Women are multipliers – to invest in a woman is to invest in family, communities and society. Wherever women’s voices have found empowerment, health outcomes improve, just systems emerge and sustainable practices are more widely embraced. Women are agents of change, yet remain dramatically under-represented in decision-making bodies from parliament to boardrooms to religious institutions.

Yet women are still told to present differently, organise better and ‘be seen’ in all the right places. But imposing patriarchal traditions of acceptability is not a solution. It’s not women who need fixing, but the structures that make women vulnerable to discrimination in the first place.

We see an illustration in the story of the woman at the well (John 4.1-42.) Often painted as shame-filled and unfaithful, it is more likely this five-times married woman was simply vulnerable to the circumstances of her time and widowed, divorced at a man’s whim, or possibly unable to bear children.

What scripture does describe is a capable, savvy woman. When she leaves the well to tell others about Jesus she has no trouble rallying others to the cause. She is an agent of change.

But unlike the miracles and healing stories, Jesus has not intervened. When she leaves the well she still has no husband. Her marriage history remains, as does her sixth relationship – whatever form that is taking.

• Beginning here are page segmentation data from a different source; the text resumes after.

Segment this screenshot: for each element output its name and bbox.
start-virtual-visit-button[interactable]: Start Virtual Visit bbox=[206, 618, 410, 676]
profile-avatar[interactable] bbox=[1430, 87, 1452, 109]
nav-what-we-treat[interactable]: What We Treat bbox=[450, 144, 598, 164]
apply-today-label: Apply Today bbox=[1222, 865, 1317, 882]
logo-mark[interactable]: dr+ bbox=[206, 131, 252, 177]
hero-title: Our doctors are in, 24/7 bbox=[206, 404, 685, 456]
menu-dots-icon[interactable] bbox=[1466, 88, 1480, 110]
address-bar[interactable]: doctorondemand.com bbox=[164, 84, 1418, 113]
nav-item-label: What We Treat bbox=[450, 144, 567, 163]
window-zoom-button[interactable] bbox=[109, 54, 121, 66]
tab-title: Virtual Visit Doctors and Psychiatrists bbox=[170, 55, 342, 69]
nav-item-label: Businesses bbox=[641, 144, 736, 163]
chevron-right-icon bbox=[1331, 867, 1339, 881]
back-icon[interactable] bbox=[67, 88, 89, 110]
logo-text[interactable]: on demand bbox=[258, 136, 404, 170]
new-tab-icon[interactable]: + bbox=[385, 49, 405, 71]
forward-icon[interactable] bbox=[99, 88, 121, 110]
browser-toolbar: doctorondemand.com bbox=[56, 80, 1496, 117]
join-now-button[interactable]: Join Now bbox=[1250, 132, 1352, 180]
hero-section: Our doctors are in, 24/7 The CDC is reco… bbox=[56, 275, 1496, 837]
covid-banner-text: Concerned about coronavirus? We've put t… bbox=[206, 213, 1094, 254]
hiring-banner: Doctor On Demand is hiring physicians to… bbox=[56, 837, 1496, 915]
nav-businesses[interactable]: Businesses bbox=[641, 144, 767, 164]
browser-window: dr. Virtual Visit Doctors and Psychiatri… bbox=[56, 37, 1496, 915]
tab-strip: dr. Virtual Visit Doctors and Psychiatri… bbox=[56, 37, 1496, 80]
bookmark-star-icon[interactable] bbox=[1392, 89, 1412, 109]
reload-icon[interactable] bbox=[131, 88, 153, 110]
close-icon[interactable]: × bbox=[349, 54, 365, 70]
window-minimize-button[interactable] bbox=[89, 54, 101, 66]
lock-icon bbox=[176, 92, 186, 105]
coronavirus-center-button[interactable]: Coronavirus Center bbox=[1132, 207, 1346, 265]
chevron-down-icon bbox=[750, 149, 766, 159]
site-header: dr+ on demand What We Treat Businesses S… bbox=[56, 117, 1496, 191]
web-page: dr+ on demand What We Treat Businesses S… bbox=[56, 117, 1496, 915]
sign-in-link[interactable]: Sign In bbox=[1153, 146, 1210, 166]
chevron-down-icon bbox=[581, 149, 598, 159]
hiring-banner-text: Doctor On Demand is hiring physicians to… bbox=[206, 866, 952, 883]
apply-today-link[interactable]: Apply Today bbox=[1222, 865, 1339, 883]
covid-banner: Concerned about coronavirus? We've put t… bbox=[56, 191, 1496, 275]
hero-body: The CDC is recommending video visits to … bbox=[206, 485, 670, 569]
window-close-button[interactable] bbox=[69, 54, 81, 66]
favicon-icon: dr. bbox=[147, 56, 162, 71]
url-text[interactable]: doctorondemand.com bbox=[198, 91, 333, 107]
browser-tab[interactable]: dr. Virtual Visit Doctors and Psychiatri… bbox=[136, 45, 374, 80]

Jesus shows no concern in her relationship status, nor whether she is Samaritan or Jew. He does not try to change her or conform her. This woman does not need fixing.

What does occur is a theological conversation that explores the connection between physical and spiritual thirst – and the temptation to let difference get in the way of the dignity and affirmation we all need to grow into fullness of life.

This woman leaves without her water jug, but as a vessel overflowing with agency, and becomes the first and immediately effective evangelist of the Christ.

This woman’s voice is a blessing to her whole community.

How can we promote the voices of women as a blessing to all the earth?